RBA, 2001. 272 páginas.
Tit. or. The feast of love. Trad. Jaime Zulaika.
El insomnio empuja a un escritor a dar un paseo. Entabla conversación con Bradley, que está paseando a su perro. A partir de lo que este le cuenta sobre el amor irá encadenando entrevistas con gente con la que se ha relacionado, donde veremos reflejada la experiencia del amor.
Realmente no se inspira en el Sueño de una noche de verano, ni siquiera en La ronda, que también aparece en el texto. Es una novela sobre diferentes parejas que se quieren o se desenamoran como tantas veces pasa.
La primera mitad del libro es magnífica, tanto en la estructura -como van entrando los personajes en la trama-, en la prosa -con frases memorables- y en la historia, triste, que va aconteciendo. Ese cuadro del festín del amor donde no hay nadie, porque es inalcanzable.
Pero en la segunda mitad historia y estructura se vuelven repetitivas y la prosa también flojea de calidad. Es una pena, pero acaba bastante peor de lo que empieza.
Hablamos de la clonación, del teñido del pelo y de sites personales en Internet. Seguimos tocando notas, como si fuéramos músicos. No sé decirlo de otro modo. Se inclinó hacia mí. Se rió y asintió. Por primera vez en mi vida me vi bebiendo las palabras de alguien, como si me fuera la vida en ello. Por su expresión supe que ella también estaba pendiente de las mías. Las dos colgábamos de la cuerda floja, a medida que nuestros corazones se iban acercando.
No sabes que has cruzado una frontera hasta que estás al otro lado. En ese punto sabes dónde te encuentras y si estás hecho para eso 3 no. Muchas amistades tienen un componente erótico latente. Pero antes de que llegase siquiera a comprender que ella me atraía —bueno, lo sabía porque quería parecerme a ella más de lo que yo me parecía a mí misma—, la vieja magia terrible se fusionó en el aire y con una especie de sobresalto supe lo que quería hacer. Dios mío, quería probar a ponerle las manos encima, sólo una prueba. Quería tocarle la cara o el brazo con la mano porque pensé que tocarla me haría muy feliz. Sólo quería tocar su piel, pero por supuesto quería palpar el músculo que había debajo y llegar a su alma por debajo del músculo, porque la olfateaba. Nunca había logrado percibir un solo soplo del alma de Bradley y, en aquel momento, en la mesa del King’s Arbor, pensé que nunca lo haría. Tal menú de sensaciones después del partido vespertino de softball era en su mayor parte algo nuevo para mí. Pero en esa mesa olfateaba el alma de Jenny y la deseaba. Que ella fuese una mujer, etcétera, me daba miedo. Pero también era estimulante. Es lo que una necesita saber.

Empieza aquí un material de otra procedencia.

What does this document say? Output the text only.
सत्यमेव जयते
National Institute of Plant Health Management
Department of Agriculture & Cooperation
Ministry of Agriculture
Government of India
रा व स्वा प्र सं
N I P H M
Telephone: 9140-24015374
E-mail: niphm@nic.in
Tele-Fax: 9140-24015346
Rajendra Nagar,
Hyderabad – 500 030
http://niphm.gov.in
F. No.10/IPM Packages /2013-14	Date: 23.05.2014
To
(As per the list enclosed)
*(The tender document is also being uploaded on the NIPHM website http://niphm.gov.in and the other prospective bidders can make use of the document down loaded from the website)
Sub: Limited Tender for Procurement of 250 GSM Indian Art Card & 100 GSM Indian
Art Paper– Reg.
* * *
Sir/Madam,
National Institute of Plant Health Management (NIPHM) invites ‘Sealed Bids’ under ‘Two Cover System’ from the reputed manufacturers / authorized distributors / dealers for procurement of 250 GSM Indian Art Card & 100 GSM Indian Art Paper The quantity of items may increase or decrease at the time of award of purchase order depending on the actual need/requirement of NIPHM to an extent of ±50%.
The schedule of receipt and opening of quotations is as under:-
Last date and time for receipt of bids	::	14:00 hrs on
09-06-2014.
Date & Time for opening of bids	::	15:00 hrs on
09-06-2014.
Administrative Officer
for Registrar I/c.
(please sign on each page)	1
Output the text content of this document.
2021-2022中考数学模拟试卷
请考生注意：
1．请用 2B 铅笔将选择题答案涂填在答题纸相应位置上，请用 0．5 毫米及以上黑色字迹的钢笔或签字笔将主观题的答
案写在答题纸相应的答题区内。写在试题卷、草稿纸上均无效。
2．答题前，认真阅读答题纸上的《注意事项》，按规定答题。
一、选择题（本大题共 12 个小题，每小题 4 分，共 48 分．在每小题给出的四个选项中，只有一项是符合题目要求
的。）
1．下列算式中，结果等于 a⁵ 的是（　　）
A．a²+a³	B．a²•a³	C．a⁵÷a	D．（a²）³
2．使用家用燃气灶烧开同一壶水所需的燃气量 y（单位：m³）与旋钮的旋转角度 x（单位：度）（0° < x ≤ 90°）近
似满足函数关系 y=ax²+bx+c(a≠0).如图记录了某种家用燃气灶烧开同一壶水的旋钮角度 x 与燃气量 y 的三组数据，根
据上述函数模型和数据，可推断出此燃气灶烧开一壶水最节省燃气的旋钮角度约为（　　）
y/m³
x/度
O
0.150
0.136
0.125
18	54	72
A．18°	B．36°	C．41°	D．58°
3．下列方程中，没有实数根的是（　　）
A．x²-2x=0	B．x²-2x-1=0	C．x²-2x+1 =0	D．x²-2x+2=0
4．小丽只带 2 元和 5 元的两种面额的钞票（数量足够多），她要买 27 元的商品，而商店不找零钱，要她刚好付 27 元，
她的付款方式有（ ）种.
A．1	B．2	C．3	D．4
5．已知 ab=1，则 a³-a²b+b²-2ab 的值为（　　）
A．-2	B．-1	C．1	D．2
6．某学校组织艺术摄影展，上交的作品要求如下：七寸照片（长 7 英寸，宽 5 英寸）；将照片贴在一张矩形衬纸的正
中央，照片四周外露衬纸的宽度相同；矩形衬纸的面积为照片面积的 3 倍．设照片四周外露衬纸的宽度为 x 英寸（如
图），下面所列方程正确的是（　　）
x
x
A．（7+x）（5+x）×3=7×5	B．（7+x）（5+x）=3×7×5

Al reírse abrió la boca y vi sus dientes. Pensé algo nuevo: Me encantan esos dientes. En toda mi vida no me había enfrentado a tantas dudas sobre mí misma, tantas novedades revolucionándolo todo. Sus dientes eran blancos y rectos, y me acordé de un verso de un poeta francés que había aprendido en el instituto: Dios, qué delicia mirarla. No recuerdo el texto original, sólo la traducción. Me estremecí de emoción • de miedo. Me estaba inventando a cada instante sobre la marcha, como si estuviera bajando una montaña en un coche sin frenos.
También noté el flechazo. Tan fuerte era. O quizá el puñetazo. Pobre Bradley, no tenía ni idea de lo que me estaba sucediendo. Pobre de mí también.
2 comentarios
Pues mira que a mí me gustó. En fin, al menos has disfrutado el 50% del libro. Siempre es preferible ver el vaso medio lleno.
Yo lo leí por tu recomendación, y me pasó una cosa curiosa. Mi mujer se acababa de comprar dos libros en una librería de segunda mano, y nos encontramos leyendo los dos, a la vez, este libro.